1966 CHARGER -- GREAT DALE HOUSECAR

Photos and text by Zant O. Scott

"What a hack job!" or "What a waste of a Charger." Wayne Maddox, the owner of this Dodge has heard them all.

"In fact," he explains, "this car wouldn't even be around today if it hadn't been modified."

In early 1966, this Charger was rear-ended and totaled out by the insurance company. Dale Wasinger of Great Dale Housecars bought the wreck--not for parts, but for something altogether different, and the transformation began.

Since 1962, when he created the first Housecar, Dale has been perfecting this conversion process. From 1962 to 1966, he built as many as 56 vehicles. Starting with a late model, low mileage car, totaled due to a rear end or side damage, he stripped the frame of all body parts behind the front clip. Only the front seat and dashboard were left intact.

The frame was then cut behind the front seat and a 3/4 ton Chevy truck frame -- complete with heavy duty springs -- was "spliced" to it. The 8-3/4 rear end was retained in the Charger.

Dale used the word "spliced" to explain the mating of the different frames. What it entailed was welding diagonal plates of steel between the narrow parts of the truck frame to the wider car frame on either side. As a testament to the design's strength, Wasinger related how a Housecar owner drove his machine to and from Alaska.

"He came back to my shop to get a replacement windshield and have the frame welds checked, and the welds were good as new.

Channel iron was added to the car's frame, to support wood and aluminum pieces of a camper component and assembled by Wasinger and his wife. Dale explains that most of the camper parts were supplied by Mitchell's, a camper and trailer builder in Denver, Colorado.

To make the camper and car fit together, Dale made a cowl and a windshield of his own design. After the third vehicle, he standardized these parts, making them interchangeable from unit to unit.

Once this vehicle was complete, it was retitled and given a new VIN number. The 1966 Charger and 1965 Coronet were the only two Mopars he used.

Wayne Maddox allowed me to drive his Housecar to the Mopars at Thunder Mountain meet at Bandimere Speedway for the weekend. What a ride!! To get inside the car, there's a ground -level driver's door and an upright camper door on the passenger's side.

The two front bucket seats divided by a console and facing the expanded two-piece windshield gives a feeling of being in the cockpit of an airplane. Yet, the dash instruments, the ribbed maroon seat upholstery and the long white hood and chrome bordering either side reminds you--you're in a Charger.

Driving the machine about twenty miles, mostly on the interstate, I found the 31,0000 mile, 361 four barrel more than adequate to reach highway speeds. The engine labored very little going up hills even pulling the weight of about 5,000 pounds. To put it into perspective, a 1971 Imperial 4-door with three or four passengers weighs about that much.

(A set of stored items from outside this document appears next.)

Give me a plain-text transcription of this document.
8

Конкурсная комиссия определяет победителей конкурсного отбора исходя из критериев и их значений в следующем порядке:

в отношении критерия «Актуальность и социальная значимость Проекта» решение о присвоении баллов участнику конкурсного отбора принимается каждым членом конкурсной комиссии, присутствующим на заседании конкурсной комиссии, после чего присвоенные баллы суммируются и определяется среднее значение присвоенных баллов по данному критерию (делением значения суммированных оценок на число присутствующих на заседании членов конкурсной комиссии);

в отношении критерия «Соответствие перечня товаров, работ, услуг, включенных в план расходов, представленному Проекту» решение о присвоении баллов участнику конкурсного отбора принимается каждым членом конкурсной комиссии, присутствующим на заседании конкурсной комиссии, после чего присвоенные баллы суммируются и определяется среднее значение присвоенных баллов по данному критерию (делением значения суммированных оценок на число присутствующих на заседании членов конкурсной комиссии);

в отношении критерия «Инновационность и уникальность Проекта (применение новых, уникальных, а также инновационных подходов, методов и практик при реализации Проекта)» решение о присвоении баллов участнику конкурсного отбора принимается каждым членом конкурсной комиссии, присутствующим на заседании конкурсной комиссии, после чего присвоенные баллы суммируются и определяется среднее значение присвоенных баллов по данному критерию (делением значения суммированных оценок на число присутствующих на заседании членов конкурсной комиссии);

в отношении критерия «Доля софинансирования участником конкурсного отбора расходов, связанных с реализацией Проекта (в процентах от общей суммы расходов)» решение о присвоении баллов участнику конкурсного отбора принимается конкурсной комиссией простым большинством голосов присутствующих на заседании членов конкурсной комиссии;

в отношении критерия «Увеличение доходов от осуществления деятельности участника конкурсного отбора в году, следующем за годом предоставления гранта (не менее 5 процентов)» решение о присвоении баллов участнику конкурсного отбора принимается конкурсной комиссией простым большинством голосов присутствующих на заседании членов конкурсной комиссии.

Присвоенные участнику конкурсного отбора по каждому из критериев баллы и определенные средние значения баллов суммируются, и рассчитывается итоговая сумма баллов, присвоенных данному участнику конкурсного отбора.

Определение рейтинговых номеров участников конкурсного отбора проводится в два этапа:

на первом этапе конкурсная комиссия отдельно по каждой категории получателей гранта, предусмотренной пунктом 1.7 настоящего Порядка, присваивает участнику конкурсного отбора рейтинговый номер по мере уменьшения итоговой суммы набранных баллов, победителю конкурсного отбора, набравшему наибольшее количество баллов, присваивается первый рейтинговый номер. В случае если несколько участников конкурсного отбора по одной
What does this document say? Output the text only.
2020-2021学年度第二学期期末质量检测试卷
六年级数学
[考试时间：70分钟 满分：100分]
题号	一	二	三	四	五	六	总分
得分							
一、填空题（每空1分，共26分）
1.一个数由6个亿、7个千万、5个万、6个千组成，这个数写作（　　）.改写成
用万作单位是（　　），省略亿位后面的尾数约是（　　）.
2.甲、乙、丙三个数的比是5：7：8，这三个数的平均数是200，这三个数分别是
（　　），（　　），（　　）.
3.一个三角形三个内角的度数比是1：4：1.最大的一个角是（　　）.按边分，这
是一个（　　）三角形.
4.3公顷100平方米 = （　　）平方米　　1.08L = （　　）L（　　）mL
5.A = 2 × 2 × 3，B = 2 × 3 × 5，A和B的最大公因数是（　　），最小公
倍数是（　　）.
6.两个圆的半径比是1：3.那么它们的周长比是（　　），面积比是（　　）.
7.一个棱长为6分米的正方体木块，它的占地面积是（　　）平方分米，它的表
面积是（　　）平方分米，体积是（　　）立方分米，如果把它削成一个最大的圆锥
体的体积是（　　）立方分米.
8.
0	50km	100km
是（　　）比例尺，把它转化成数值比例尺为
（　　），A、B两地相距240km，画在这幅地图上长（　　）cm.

I even passed some folks in a four-cylinder econo-box, side mounted duel exhaust rumbling as the Charger pulled by.

Once the Saturday night racing had ended [at Bandimere Speedway], I drove up to the track's pit area and got ready to sleep. All afternoon I'd taken advantage of the camper's many amenities...the dual sofas around a table, a refrigerator and a sink. Had I wanted to cook, the Housecar has three gas burners over a small oven, but now it was time to sleep. In a cupboard I found sheets, pillows and a comforter to cover a mattress above the bucket seats in a sleeping compartment. I slept surprisingly well, even at 6' 2" I could stretch out completely.

The next morning, the pits were full of anything Mopar that you could imagine, but racing was the main activity. Parked in a premiere spot by the concession stand, the Charger raised quite a few eyebrows, but didn't get the kind of enthusiasm I thought it might.

Even my AMC friends thought it was "goofy" (Like they should talk!)

At first glance, the vehicle does look like somebody's backyard project, but looking closer reveals quite a professional job. One gentleman even argued with me saying, "I know what this is; it's a kit!"

I couldn't convince him otherwise. Maybe some would still see it as a "hack job", but nobody can say it's a waste of a Charger. This Dodge had already been totaled.